Die Konstruktionen einer Relationierung von Selbst mit Gemeinschaft ist dominant und gegenüber gesellschaftlichen Bezügen ausschließlich. Letztere erlangt letztlich keine Relevanz. Dies zeigt sich anhand des Entwurfs des kulturell aktiven Selbst im Rahmen sozialisatorischer Bahnen, der mit einer Indifferenz gegenüber unterschiedlichen Lernkontexten einhergeht und deren Unterschiede zum Verschwinden bringt. Das Studium und sein fachlicher Zuschnitt werden mit den familiären Selbstverständlichkeiten und Traditionen der hochkulturellen Praxis begründet, eine Professionsperspektive oder die Anerkennung institutioneller Besonderheiten der Universität dagegen negiert. Leitend ist die eigene Selbstverwirklichung, der die semantische Befolgung externer Normen untergeordnet wird.

Offensichtlich zeigt sich bei Käfer (siehe Abb. 3) in dieser Passage, dass das Studium mit seinen hohen praktischen Anteilen die „perfekte Kombination“ (Z 89) bietet, und theoretisches Lernen, das im negativen Gegenhorizont verhandelt wird, die Beibehaltung der Routinen nicht irritiert. Darauf ausgerichtet, im sozialisatorischen Nahraum exklusiver Kulturpraxis zu verbleiben, ist für Typ III kennzeichnend, dass zur Universität als Ort der Wissensproduktion kein Zugang erreicht wird. Es geht lediglich um eine fortgesetzte Anhäufung von Wissensbeständen in den vorfindlichen Spuren des habituell Gewordenseins. Modifizierte Erwartungshorizonte fallen unter das Verdikt der Ignoranz. Typ III verweigert eine professionelle Perspektive, ist dagegen ausschließlich daran orientiert, kulturelle Abgeschiedenheit in exkludierenden und elitären, also letztlich das Selbst limitierenden Verbänden aufrecht zu erhalten.

Abb. 3
figure 3

Transkriptausschnitt Gruppe Käfer

4.2.4 Typ IV: Orientierung an transformativer Anregung in alternierenden Gemeinschaftsbildungen – Agenten hybridisierender Transformation

Für Typ IV ist die Unabgeschlossenheit von Kultur für auf sie bezogene Konstruktionen konstitutiv. Konstruktivität und die Veränderlichkeit kultureller Ordnungsbildung wird grundsätzlich anerkannt. Dies zeigt sich daran, dass alle Dimensionen und denkbaren Bezugsfelder von Kultur als möglicherweise plural, mehrdeutig und wandelbar entworfen sind. Dieser pluralitätsorientierte Zugang ist mit einer Anerkennung divers fundierter Werthaltungen und ihrer Wandelbarkeit verbunden. Solchermaßen wird Alterität in Rechnung gestellt, die aber in einem Netz variabler Differenzen aufeinander bezogen bleibt. Dieses ausdifferenzierte und dynamische Netz von Bedeutungen ist nicht hierarchisch angelegt, dadurch, dass kulturelle Interpretationen und Ausdrucksformen aber an die Subjektivität des Einzelnen gebunden sind, bergen sie durch die Vielfalt relativer Differenzsetzungen durchaus auch Konfliktpotential. Kultur ist gerade nicht ein harmonistisches Feld, sondern die Arena der Austragung von Deutungsdivergenzen. Kultur ist ein temporäre Gemeinschaften stiftender Raum für diversifizierende Erfahrungen von Individuen in der Welt.

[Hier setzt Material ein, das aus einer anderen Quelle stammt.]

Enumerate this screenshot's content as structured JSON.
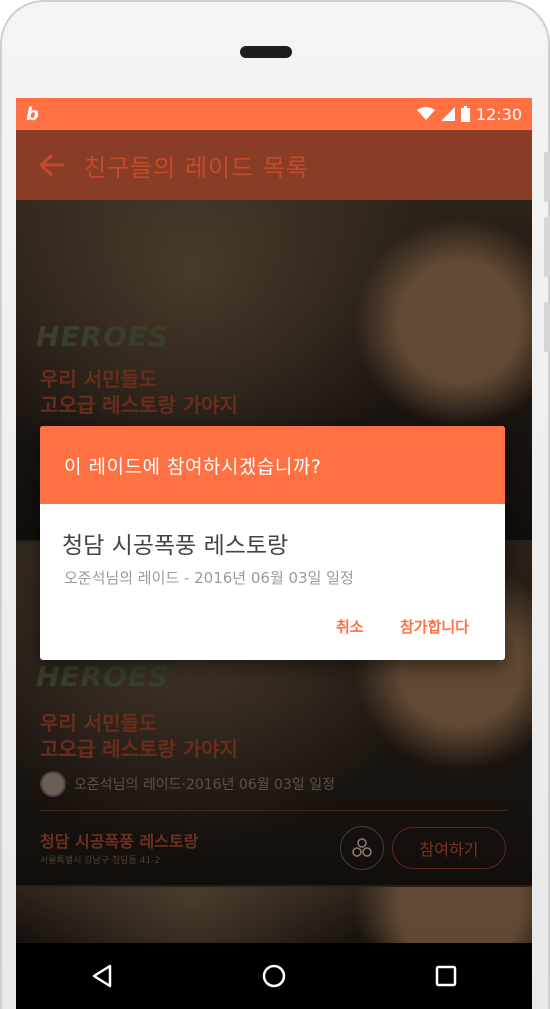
{
  "statusbar": {
    "time": "12:30",
    "app_logo": "b"
  },
  "toolbar": {
    "title": "친구들의 레이드 목록",
    "back_icon": "arrow-left-icon"
  },
  "cards": [
    {
      "logo": "HEROES",
      "title_line1": "우리 서민들도",
      "title_line2": "고오급 레스토랑 가야지"
    },
    {
      "logo": "HEROES",
      "title_line1": "우리 서민들도",
      "title_line2": "고오급 레스토랑 가야지",
      "meta": "오준석님의 레이드·2016년 06월 03일 일정",
      "place": "청담 시공폭풍 레스토랑",
      "address": "서울특별시 강남구 청담동 41-2",
      "join_label": "참여하기"
    }
  ],
  "dialog": {
    "title": "이 레이드에 참여하시겠습니까?",
    "place": "청담 시공폭풍 레스토랑",
    "subtitle": "오준석님의 레이드 - 2016년 06월 03일 일정",
    "cancel_label": "취소",
    "confirm_label": "참가합니다"
  },
  "colors": {
    "accent": "#ff7043"
  }
}
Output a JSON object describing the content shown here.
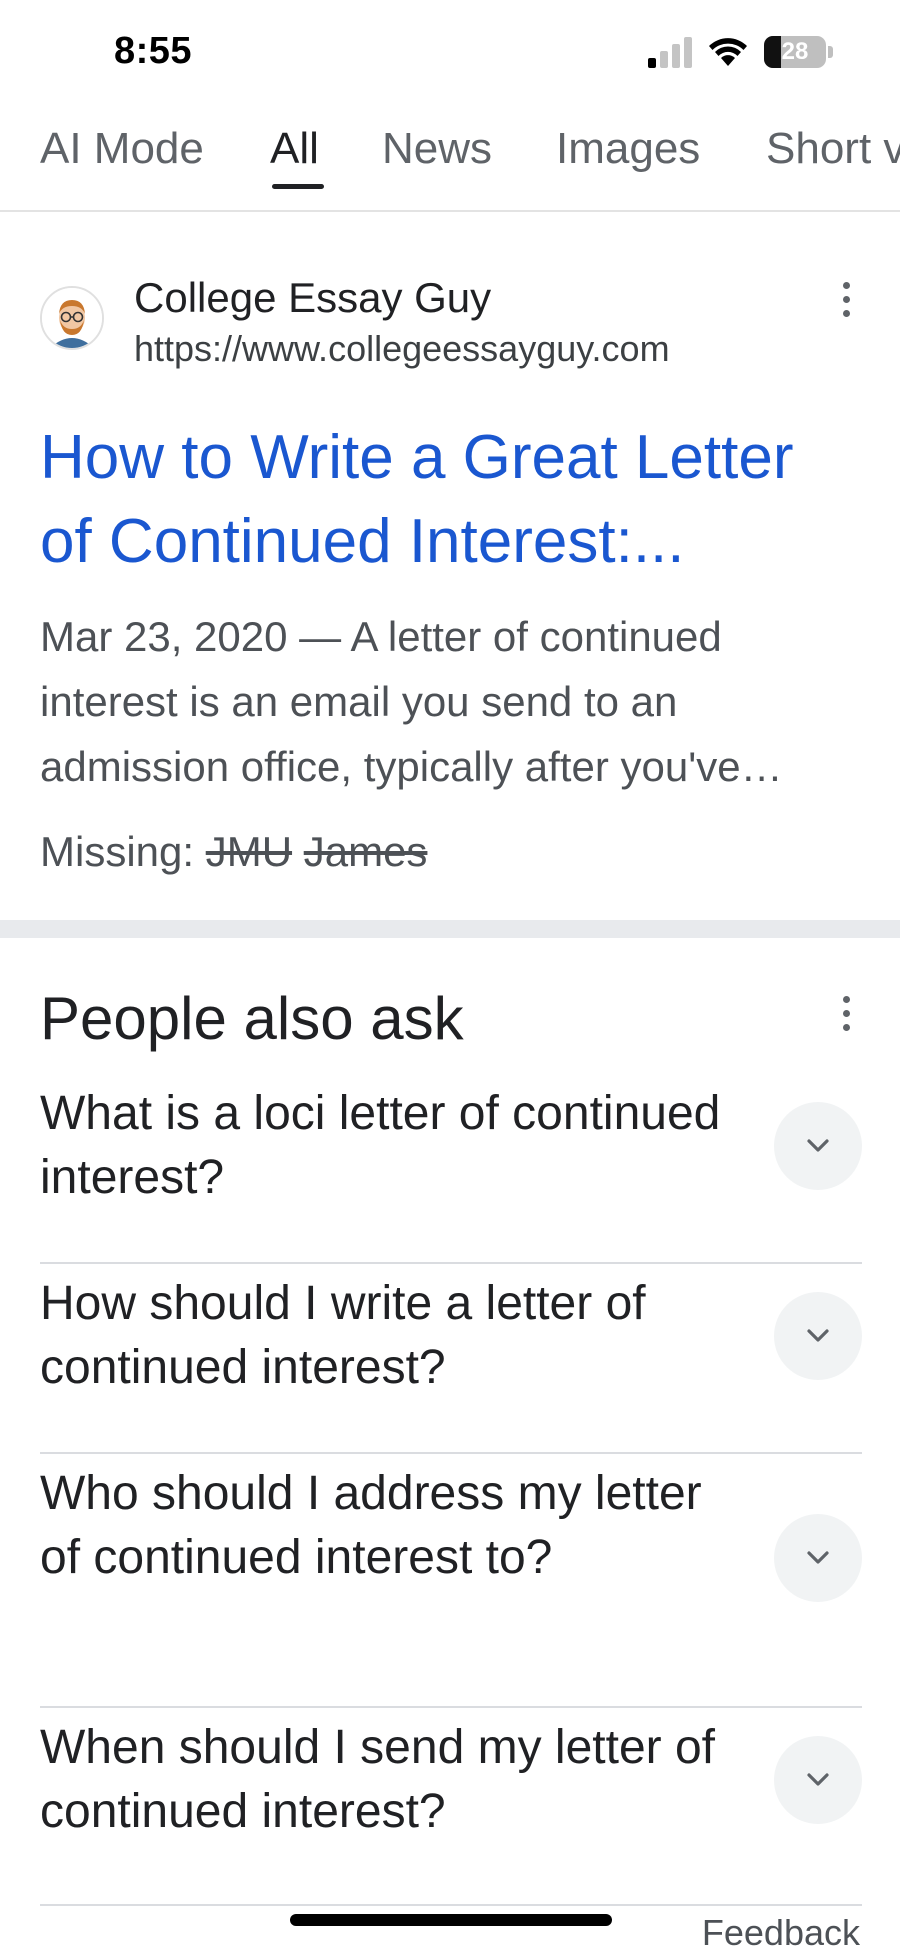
{
  "status_bar": {
    "time": "8:55",
    "battery_level": "28",
    "battery_fraction": 0.28
  },
  "tabs": [
    {
      "label": "AI Mode",
      "active": false
    },
    {
      "label": "All",
      "active": true
    },
    {
      "label": "News",
      "active": false
    },
    {
      "label": "Images",
      "active": false
    },
    {
      "label": "Short videos",
      "active": false
    }
  ],
  "result": {
    "site_name": "College Essay Guy",
    "url": "https://www.collegeessayguy.com",
    "title_line1": "How to Write a Great Letter",
    "title_line2": "of Continued Interest:...",
    "snippet_line1": "Mar 23, 2020 — A letter of continued",
    "snippet_line2": "interest is an email you send to an",
    "snippet_line3": "admission office, typically after you've…",
    "missing_label": "Missing:",
    "missing_terms": [
      "JMU",
      "James"
    ],
    "favicon_icon": "avatar-icon"
  },
  "people_also_ask": {
    "title": "People also ask",
    "questions": [
      "What is a loci letter of continued interest?",
      "How should I write a letter of continued interest?",
      "Who should I address my letter of continued interest to?",
      "When should I send my letter of continued interest?"
    ]
  },
  "footer": {
    "feedback_label": "Feedback"
  },
  "colors": {
    "link_blue": "#1a57d0",
    "text_primary": "#202124",
    "text_secondary": "#4d5156",
    "divider_band": "#e8eaed",
    "chevron_bg": "#f1f3f4"
  }
}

Kulturelle Produktion und Reproduktion sind als Veränderungsprozesse entworfen, als kontextualisierte Variationen. Es gilt, über kulturelle Praxen Anschlüsse des Einzelnen an gesellschaftliche Netzwerke mit Gemeinschaftsanteilen in je unterschiedlichem Situations- und Gegenstandsbezug diskursiv und mit temporärer Gültigkeit zu erarbeiten. Für Typ IV ist der Fortbestand von Traditionen durchaus von Bedeutung, er ist aber an die je individuellen, adaptierten und modifizierenden Realisierungen gebunden, kurz, an re-subjektivierende Praxen: Tradition ist Veränderung, nicht Stillstand.

Das Selbst ist als Handelndes in seinen gemeinschaftlichen Relationen, und dadurch als gesellschaftlich Gestaltendes entworfen. Als Gestaltendes steht das Selbst in der Verantwortung für das Überschreiten des eigenen Erfahrungshorizontes, bspw. durch Lernen. In gesellschaftlicher Hinsicht ist mit der Perspektive auf Verantwortung ein grundlegend partizipatorischer Zugang zu Institutionen verbunden, der auf die Partizipation aller Beteiligten ausgedehnt wird und zugleich deren partizipativen Rechte anerkennt. Vor dem Hintergrund einer mehrdimensionalen Konstruktion professionellen Handelns wird die Ausführung der Profession als institutionelle Rolle mit individuellen Handlungsspielräumen entworfen und der handelnden Person eine umfassende Verantwortung für vielfältige Lern- und Bildungsprozesse der Schülerinnen und Schüler zugerechnet.

Epistemisch ist Wissen grundlegend als von Mehrdeutigkeit und Pluralität strukturiert entworfen. In diesem Entwurf werden verschiedene Wissensebenen unterschieden, bleiben aber aufeinander bezogen. Wissen hat in verschiedenen Dimensionen, als theoretisches, als handlungsreflexives, als Erfahrungswissen Relevanz, es ist kein abgeschlossener Bestand und geht mit Nicht-Wissen einher. Mit dieser epistemologischen Grundlegung ist kulturbezogenes Lernen als Bildung entworfen, die in zweierlei Hinsicht bedeutsam ist: Als produktiver Umgang mit Traditionen durch eine sie wandelnde Aneignung, und als Steigerung der eigenen Komplexität durch die Verflechtung praktischer Erfahrungen mit Selbst- und theoretischer Reflexion. Beide Aspekte sind miteinander verschränkt, denn die vorgängige Enkulturation ist als eine der Reflexion zugängliche und damit bearbeitbare entworfen.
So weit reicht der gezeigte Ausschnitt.